Secondly, how much is too much and when do I go full on kinky with a new guy? I am happiest when I’m not holding back, and we’re doing all the kinkiest things that float my boat. Do I mention it when we’re talking pre sex STI testing? Do I ask them about their stamina? And where do I find open minded sex partners? It’s hard enough finding people ok with ENM and almost impossible to navigate through this to find someone to meet my distinct sexual needs. It ruins sex for me when I’m so limited. Most guys can’t handle even half the kinky stuff I like without blowing their load. Love the load hate that it means we’re done.

And lastly I have a lot of orgasms & it takes a long time for me to be sexually satisfied. I can easily get 10 to 15 or more like 30+ an hour when I’m really in my groove. I stop short of calling myself a nympho because I enjoy the sex. I’m not ashamed or feel bad later. I can spend hours in bed with 1 partner, climb out & go straight to bed with another and still be able to have multiples. With everyone aware of the ENM I have zero guilt and I’ve accepted I’ll probably need at least 2 partners to be satisfied. I often have to masturbate from several days a week to several times a day so I’m not walking around in a constant state of arousal. Yet, even masterbation requires 4 or 5 orgasms before I cool down. After a good thorough session of lovemaking usually by the next morning I’m having to masturbate because I’m still so turned on. It ruins sex for me when I’m always so limited. What can I do?

And as a footnote, I just turned 40 so maybe part of it is the sexual peak women go through around this age. I don’t know but I just want to find a couple people I so can let me freak flag fly free. What’s my next steps?

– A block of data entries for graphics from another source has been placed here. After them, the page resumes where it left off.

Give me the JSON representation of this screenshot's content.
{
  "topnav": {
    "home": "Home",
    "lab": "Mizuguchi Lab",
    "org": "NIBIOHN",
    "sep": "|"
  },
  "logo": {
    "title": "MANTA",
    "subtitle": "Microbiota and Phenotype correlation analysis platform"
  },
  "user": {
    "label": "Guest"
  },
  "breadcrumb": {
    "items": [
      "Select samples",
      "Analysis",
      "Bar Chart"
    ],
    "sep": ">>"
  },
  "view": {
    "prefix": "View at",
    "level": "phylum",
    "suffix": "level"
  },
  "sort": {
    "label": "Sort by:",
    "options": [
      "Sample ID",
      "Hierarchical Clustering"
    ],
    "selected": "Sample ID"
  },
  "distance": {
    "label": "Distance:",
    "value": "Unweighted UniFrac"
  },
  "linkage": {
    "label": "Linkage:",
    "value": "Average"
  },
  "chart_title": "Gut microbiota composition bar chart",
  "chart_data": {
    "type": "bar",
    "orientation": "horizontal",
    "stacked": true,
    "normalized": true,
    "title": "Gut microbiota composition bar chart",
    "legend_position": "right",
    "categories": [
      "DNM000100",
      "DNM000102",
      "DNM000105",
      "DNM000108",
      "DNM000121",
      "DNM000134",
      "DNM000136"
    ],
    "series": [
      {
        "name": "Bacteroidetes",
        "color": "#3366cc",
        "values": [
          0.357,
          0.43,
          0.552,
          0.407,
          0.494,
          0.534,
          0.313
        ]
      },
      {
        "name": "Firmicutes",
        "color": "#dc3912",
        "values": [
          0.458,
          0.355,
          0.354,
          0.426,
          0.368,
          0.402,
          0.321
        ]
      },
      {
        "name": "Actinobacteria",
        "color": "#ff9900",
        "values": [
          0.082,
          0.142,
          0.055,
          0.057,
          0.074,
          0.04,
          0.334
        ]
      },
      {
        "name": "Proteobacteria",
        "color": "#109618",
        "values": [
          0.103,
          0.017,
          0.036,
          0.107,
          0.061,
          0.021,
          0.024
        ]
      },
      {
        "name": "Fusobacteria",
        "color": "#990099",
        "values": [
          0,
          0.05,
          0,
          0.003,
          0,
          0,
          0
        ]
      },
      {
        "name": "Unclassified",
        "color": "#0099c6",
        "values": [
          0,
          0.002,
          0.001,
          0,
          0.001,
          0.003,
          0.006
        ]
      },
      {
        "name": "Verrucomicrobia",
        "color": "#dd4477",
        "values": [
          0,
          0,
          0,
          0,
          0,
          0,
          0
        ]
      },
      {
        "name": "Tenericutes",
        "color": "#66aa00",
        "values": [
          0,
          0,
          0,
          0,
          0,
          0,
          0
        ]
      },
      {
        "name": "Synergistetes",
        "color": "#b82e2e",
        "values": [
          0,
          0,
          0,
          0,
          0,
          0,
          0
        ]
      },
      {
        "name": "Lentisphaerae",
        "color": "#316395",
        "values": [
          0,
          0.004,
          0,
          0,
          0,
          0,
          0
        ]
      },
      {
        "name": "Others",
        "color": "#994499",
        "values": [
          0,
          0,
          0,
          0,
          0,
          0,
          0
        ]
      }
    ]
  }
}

Hi Lynda! Sounds like you are exploring and having a lot of fun, which is great! I’ll just tackle a few things you mention in order:

  • I think bringing up the concerns about not being able to relax and the issues with past partners getting hurt about masturbating should happen before sex. Let that partner know hey, we might have to slow down for you so I can go longer or I might masturbate and you watch or I need you to do this so I can enjoy myself. Establish that up front, which can be tough since, like you mentioned, some folks can get hurt, but it’s worth it to establish that up front.

  • Have you ever tried an ejaculating toy? That might be an option for when you want to sleep with someone with a vulva but still enjoy the experience of ejaculation.

  • Personally, I’d be up front right from the get-go once you realize things are heading towards being sexual together. I’d be as honest and up front about the things you are into and want to do, and be honest with them that you are looking for a partner who is like-minded. Sometimes you might still find some folks who think they can keep up but won’t, but that will help weed out folks if you are very candid. As for finding partners, I live in a major city, so it’s a lot easier because there is an active kink community. But things like Fetlife or just searching for bdsm in your area can yield folks. Just make sure to vet anyone, especially groups. Like most of the legit groups near me have you go to social and casual events, like drinks or a lunch, before you are vetted to be invited to private events. Also, and especially in bigger metro areas, you can find bars that do alt and bdsm nights, and that’s a great casual spot to meet like-minded folks that could lead to something more as well.

  • As long as sex and masturbating isn’t keeping you from doing work or your life, then I think it’s up to a person how much they want. That said, if you feel you are in a constant state of arousal to the point it’s uncomfortable or it’s ruining sex for you, it might be worthwhile talking to an OBGYN or your GP. Our bodies and hormones can affect us all in such unique ways, and if it’s not enjoyable, it’s worth maybe checking out.